The Hundred: early days yet

Wisden said when the idea was mooted that “The Hundred hung over the English game suspended only by the conviction of a suited few…”

July 27, 2021 10:32 pm | Updated 10:32 pm IST

Questions might be asked about the need for yet another format in cricket, its fourth, but The Hundred in England has been about Jemimah Rodrigues so far. With two quite incredible knocks, 92 from 43 balls and 60 from 41, she guided Northern Superchargers to victories. Clearly this is one Indian who loves the format.

But the questions remain. Does lopping off 20 deliveries, giving bowlers 10 deliveries per stint (or five; there are no ‘overs’) and a 25-ball PowerPlay make The Hundred a) all that different b) easier to understand or c) more likely to bring in a new set of fans who can’t watch sport without music, colourful graphics and strategic timeouts? More importantly, will the new fans come in at the cost of the existing ones, thus merely retaining the numbers if not actually reducing them?

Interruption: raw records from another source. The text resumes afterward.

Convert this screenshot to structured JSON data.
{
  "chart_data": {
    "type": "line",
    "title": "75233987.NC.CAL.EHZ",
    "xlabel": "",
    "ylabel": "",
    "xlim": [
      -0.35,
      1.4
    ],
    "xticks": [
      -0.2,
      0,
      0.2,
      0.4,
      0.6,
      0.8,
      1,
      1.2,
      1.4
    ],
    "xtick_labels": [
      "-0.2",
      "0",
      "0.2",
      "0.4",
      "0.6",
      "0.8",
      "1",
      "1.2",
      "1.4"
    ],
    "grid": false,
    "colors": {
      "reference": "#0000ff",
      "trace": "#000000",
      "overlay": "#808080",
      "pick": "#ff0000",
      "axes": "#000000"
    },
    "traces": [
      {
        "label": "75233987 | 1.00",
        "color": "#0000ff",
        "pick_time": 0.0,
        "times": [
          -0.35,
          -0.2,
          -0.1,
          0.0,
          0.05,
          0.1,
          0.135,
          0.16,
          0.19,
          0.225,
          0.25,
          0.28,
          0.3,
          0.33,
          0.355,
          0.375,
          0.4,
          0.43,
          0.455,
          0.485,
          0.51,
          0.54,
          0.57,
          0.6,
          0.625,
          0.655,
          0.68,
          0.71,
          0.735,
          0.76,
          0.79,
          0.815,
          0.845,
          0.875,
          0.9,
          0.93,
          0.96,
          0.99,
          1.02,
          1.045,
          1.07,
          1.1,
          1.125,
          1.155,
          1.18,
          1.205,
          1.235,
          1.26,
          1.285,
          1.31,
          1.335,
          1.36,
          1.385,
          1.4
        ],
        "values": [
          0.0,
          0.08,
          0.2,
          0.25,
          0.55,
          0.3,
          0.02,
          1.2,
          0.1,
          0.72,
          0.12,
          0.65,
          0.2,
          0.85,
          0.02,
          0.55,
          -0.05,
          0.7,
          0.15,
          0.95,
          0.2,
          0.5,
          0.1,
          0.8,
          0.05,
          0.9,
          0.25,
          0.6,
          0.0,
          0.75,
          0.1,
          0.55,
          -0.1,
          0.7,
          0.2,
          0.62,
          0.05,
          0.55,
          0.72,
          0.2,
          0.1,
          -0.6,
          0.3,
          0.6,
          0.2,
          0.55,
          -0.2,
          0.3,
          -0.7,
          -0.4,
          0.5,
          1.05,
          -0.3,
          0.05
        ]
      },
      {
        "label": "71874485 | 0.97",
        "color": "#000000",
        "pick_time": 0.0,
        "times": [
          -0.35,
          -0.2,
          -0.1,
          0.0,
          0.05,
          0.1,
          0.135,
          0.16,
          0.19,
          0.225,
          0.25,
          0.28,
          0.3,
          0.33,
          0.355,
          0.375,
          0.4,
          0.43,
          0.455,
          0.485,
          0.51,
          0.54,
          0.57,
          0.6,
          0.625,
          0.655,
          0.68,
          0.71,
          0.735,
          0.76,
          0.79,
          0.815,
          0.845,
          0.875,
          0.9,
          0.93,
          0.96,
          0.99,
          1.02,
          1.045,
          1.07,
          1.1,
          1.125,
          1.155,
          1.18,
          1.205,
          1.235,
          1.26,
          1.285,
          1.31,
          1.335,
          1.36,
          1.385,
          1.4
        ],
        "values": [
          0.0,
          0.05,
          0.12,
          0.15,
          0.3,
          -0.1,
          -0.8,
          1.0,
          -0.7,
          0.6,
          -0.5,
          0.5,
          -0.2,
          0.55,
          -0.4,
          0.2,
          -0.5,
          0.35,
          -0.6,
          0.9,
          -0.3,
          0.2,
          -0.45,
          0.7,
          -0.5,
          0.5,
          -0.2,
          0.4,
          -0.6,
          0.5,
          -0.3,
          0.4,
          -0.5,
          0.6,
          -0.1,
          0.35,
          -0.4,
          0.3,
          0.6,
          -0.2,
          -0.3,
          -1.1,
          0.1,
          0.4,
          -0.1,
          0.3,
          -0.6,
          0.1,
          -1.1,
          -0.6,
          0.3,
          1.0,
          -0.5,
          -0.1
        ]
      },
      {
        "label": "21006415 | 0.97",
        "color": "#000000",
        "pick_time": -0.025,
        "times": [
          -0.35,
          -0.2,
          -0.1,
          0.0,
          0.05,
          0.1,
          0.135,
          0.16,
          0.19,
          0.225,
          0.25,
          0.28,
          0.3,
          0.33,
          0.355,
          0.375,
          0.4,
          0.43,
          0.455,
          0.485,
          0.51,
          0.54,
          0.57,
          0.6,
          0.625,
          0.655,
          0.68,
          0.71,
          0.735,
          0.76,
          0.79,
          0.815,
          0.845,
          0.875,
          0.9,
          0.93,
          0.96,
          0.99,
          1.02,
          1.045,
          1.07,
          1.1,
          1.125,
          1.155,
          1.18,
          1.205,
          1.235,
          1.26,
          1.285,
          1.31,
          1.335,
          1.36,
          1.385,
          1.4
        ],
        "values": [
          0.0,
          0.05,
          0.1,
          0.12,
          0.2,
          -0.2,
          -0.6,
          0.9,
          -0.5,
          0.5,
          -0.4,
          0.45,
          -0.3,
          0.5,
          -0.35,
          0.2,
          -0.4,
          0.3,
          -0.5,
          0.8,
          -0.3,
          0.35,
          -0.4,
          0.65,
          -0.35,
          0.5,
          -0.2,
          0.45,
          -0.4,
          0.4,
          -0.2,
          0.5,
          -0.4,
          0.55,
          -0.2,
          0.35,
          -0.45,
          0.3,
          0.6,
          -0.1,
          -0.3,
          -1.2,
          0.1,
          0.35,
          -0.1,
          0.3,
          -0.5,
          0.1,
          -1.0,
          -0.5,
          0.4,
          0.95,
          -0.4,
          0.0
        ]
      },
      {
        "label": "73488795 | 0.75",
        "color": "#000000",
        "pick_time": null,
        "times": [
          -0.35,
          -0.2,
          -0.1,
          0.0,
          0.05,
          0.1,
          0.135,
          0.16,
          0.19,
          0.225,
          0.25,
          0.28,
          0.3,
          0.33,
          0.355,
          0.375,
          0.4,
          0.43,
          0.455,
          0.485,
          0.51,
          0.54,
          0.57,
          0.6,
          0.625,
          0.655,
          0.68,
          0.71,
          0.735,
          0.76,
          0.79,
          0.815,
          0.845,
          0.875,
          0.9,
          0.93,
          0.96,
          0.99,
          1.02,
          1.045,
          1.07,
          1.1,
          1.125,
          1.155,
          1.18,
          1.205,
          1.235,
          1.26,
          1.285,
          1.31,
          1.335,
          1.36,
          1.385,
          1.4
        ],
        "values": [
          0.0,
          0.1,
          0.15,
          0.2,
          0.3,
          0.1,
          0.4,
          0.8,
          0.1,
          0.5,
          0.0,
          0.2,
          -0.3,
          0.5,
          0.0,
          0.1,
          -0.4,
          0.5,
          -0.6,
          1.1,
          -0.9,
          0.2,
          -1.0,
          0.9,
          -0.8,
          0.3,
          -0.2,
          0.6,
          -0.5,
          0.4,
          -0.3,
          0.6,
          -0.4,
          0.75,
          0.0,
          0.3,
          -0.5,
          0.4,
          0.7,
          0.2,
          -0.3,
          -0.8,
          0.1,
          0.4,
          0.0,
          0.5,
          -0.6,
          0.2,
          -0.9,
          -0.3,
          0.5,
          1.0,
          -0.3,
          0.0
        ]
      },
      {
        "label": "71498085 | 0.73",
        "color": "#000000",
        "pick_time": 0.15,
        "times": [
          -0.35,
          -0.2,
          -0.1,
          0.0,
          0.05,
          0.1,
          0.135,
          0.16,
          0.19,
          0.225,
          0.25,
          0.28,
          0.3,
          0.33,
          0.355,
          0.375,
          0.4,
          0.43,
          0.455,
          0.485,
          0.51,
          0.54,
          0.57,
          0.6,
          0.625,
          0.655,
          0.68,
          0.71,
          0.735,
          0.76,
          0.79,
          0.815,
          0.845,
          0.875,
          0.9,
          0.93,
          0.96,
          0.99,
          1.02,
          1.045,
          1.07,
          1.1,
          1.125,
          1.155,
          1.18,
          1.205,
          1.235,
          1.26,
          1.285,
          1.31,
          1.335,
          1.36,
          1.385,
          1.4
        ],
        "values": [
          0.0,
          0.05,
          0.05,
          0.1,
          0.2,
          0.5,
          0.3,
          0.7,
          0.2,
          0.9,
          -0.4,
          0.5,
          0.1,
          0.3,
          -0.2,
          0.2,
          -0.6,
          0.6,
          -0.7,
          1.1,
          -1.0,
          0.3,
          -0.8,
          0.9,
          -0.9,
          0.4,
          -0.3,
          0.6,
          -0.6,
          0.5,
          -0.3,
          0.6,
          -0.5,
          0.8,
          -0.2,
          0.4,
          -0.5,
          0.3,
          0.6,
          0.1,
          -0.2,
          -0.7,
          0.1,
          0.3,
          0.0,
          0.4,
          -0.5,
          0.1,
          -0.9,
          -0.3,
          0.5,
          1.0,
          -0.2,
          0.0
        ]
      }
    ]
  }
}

Wisden said when the idea was mooted that “The Hundred hung over the English game suspended only by the conviction of a suited few…”

Feeling left behind

The England and Wales Cricket Board which probably felt left behind by the IPL and Australia’s Big Bash League, appears keen to give the world its own home-grown franchise cricket. I can’t see a World Cup for The Hundred happening anytime soon; to be honest, there shouldn’t be one anyway.

As at least one writer has pointed out, the complaint is not that it is unlike anything before, but that it is virtually indistinguishable from what we already have. The decimalisation of cricket (100 balls, change of ends after 10 balls, a bowler’s limit of a maximum of 20 balls) can be carried too far. Will the 22 yards be changed into 20 metres (21.87 yards), the 30-yard circle into 25 metres (27.34 yards) and so on pointlessly? Perhaps even a 10-member team rather than 11, to round things off. Somehow it is difficult to believe that what is keeping England’s youth from the game is the want of a decimal system.

Artificial respiration

Cricket-lovers in India have always found it hard to believe that the game needs artificial respiration. When the 40-over and then 60-over formats were introduced to bring the crowds back into the grounds in England, Indians didn’t see the need for such gimmicks here.

When the first World Cup was held in 1975, India participated like a team under protest. This wasn’t the cricket they knew; in any case, crowds were not an issue in India which then had packed houses for Ranji and Duleep games.

Likewise with T20. One cricket board official was quoted as saying, “We will never play Twenty20 cricket.” It was a sentiment reflected across the country then.

What changed everything were the World Cup victories, the 50-over in 1983, and T20 in 2007, followed by the IPL.

The Hundred is only a few games old, but gimmicks aside, doesn’t look different from its 120-ball cousin. Cricket has made the mistake before of changing its essential nature and then throwing huge amounts of money at the new product rather than strengthening what exists already. The message administrators thus send out is: No, we don’t believe in the game either.

The new audience — the reason underlying the change — is setting itself up for bewilderment at any other cricket match. After all that 10-or-5 balls stuff, they will then be exposed to the regular six-ball over and wonder where they (or the umpires) have gone wrong. Short-format cricket at least had the advantage, perhaps the decency even, of ensuring the game looked and felt the same.

The Hundred may or may not work as a domestic tournament and if it does, England might be tempted to push for it to be accepted at the international level. It might be tactically more complex, especially for the fielding captain. And you can wear jeans in the Lord’s pavilion which must count as a major innovation.

It is proving noteworthy in one area, however, and that’s in women’s cricket. Women aren’t paid the same amounts as the men, but they play their matches first followed by the men’s.

Live television has already given someone like Jemimah Rodrigues a wider audience, and the teams the exposure they continue to need.

Huge TV audience

The opening match, between Oval Invincibles and Manchester Originals drew the largest television audience for women’s cricket in the UK.

Many have compared Rodrigues’s debut innings with Brendon McCullum’s 158 that gave the IPL its stamp of acceptance. We should resist the temptation to over-interpret.

Is this cricket’s future? Is this the best format for the Olympics or will some bright suit figure out that a 10-over tournament would be ideal? Thanks to the television deals with both BBC and Sky, is The Hundred too big to fail?

Most importantly, will it be England cricket’s saviour or ruin? Right now there are more questions than answers.